A seasonal showpiece. Animated. Custom built. And glowing with more than 60,000 lights and dozens of one-of-a-kind figurines. She doesn’t have an official name for the holiday attraction, but those who drive by to see it every year definitely do.

They call it “the Christmas Lights on 19.”

(Photo by Rhonda Davis)

“Everybody enjoys it, you know. We get a lot of comments,” said Rinehart, who along with her husband, James Shank, spends countless hours setting up the massive display in front of their home at 9594 Ohio 19. “By adding something new every year is what made it grow.”

Indeed.

The couple are obsessed with Christmas, but their décor doesn’t come from catalogs or box stores. They build it from scratch using metal, conduit, chicken wire and – since Shank runs an automotive repair shop in the back – even carburetors and car parts.

“I just see stuff and then take a picture and show him and he has to engineer it and I weld it,” said Rinehart, who recently has started replacing many of their 200-count light strands with LED’s. “Some of it is trial and error. You make it, and if it doesn’t work, you redo it.”

(Photo by Rhonda Davis)

 

An eight-foot-tall jack-in-the-box was rigged from a stationary exercise bike which they flipped upside down and put inside a handmade plywood box. The bike’s mechanism propels the clownlike figure up and down every time the red lid pops open.

A Ferris wheel, complete with seats that swivel, is run by an electric gear-reduction motor. An alternator generates current for the lights, and the passengers are actually dolls made and outfitted by Rinehart’s 95-year-old mother, Helen Rinehart.

Although she started decorating the house back in the late 1970s, it wasn’t until 1983 that she and Shank attempted creating their first animated display – a train with an engine and coal car. It was constructed from used car parts, conduit pipe and molded plastic.

(Photo by Rhonda Davis)

Since then, they have added, among other things, a three-dimensional poinsettia, sleigh and reindeer, merry-go-round, rocking horse, cowboy, teeter-totter with Santa and Mrs. Claus and even a youngster making a snow angel, all next to a driveway lined with white arches.

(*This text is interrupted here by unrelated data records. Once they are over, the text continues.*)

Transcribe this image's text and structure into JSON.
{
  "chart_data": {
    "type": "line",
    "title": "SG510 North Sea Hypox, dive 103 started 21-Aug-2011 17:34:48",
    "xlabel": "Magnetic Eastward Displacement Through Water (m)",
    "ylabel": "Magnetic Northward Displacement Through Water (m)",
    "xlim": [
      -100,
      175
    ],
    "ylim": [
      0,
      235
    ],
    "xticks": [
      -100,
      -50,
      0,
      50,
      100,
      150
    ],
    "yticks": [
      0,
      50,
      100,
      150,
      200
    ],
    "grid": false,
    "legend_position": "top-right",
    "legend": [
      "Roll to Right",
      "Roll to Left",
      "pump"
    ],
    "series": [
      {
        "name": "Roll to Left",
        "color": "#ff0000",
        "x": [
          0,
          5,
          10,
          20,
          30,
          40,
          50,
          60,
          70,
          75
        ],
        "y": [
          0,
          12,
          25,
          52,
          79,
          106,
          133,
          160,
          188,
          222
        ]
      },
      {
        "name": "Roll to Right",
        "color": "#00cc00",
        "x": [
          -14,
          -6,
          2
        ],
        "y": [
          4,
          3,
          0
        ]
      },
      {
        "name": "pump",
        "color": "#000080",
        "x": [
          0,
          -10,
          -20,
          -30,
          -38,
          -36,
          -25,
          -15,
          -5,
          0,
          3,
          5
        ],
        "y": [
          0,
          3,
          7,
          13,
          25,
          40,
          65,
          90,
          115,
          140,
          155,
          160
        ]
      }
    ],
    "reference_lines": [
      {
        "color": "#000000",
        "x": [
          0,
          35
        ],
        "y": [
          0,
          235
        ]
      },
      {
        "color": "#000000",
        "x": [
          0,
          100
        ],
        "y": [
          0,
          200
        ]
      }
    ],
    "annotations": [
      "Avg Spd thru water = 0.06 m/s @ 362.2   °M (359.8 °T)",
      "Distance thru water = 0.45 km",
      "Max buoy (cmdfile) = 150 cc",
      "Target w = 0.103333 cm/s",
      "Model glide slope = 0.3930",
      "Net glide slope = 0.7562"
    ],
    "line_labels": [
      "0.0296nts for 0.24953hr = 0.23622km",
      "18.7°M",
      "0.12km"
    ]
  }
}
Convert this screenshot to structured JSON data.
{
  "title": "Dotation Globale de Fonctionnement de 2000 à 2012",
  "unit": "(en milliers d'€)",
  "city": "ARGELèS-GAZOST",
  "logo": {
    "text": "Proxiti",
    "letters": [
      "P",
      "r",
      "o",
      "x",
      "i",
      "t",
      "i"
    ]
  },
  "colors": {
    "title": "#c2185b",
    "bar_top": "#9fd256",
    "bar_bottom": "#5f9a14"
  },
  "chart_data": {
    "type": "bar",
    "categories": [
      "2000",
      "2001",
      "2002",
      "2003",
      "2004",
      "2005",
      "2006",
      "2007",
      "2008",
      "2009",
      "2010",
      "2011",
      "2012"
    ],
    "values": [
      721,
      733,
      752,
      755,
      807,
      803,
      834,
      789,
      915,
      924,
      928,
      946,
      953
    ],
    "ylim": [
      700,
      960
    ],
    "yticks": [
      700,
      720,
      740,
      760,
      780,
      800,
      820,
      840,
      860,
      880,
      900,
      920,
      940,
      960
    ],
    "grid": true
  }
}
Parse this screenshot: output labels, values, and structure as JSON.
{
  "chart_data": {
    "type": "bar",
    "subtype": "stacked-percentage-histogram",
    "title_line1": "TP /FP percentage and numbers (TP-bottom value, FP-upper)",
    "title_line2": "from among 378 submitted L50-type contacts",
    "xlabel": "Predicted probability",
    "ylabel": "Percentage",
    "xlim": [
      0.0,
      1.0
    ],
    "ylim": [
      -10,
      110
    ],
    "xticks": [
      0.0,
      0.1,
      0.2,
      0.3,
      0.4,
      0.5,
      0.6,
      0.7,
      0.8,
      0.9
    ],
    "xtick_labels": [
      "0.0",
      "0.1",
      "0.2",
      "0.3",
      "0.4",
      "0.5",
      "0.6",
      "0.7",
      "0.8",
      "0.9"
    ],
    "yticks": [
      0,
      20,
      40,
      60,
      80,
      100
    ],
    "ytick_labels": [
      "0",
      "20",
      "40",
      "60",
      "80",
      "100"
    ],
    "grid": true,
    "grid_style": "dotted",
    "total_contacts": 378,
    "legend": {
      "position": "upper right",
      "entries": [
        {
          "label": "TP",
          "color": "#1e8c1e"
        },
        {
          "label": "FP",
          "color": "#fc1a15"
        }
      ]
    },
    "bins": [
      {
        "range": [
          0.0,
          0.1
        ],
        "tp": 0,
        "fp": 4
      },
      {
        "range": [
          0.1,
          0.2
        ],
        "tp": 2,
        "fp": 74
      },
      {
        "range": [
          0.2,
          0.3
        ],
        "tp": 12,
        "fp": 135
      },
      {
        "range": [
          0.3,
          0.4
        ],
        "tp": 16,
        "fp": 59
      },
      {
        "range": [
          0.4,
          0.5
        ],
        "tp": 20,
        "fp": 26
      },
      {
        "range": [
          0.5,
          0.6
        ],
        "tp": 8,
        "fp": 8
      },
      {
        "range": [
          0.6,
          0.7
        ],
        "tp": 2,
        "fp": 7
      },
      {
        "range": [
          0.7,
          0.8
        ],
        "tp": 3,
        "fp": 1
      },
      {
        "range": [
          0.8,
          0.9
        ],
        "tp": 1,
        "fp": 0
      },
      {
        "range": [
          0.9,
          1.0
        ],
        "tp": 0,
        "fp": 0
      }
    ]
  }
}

“I like them all, really,” Rinehart said of their Christmas creations. “I like them even better when they’re working alright. He told me I couldn’t have any more moving ones though and I said, ‘But I have ideas. Don’t you want to hear any of my ideas?’”

One of her ideas was a 40-foot long ski slope, complete with skiers and sledders. It was constructed from a grain elevator, but the mechanism was cleverly switched so the figures with their conduit ski poles would be heading downhill instead.

(Photo by Rhonda Davis)

And the multi-colored moving bear? He’s made of conduit and chicken wire, with his entire body mounted on top of an old ringer washing machine. The blue-eyed bear rotates thanks to the agitator motion of the machine, Rinehart said.

The couple store the massive pieces in two double-car garages out back. The lights are usually tested in October, then assembly kicks off the first weekend of November when Rinehart’s brother and two sisters traditionally come into town to help.

It takes full two weekends just for the set-up and another week to hook up the maze of plugs and electrical cords, she said. The attraction, which usually slows car and truck traffic along the busy highway, is lit from dusk to midnight through Jan. 2.

In this season of giving, the two are happy their yuletide tradition inspires so many. Passersby who toot their horns. Strangers who leave notes and gift certificates in the mailbox. And, in the case of one elderly man, the satisfaction knowing that his final wish was simple – drive by “the Christmas Lights on 19.”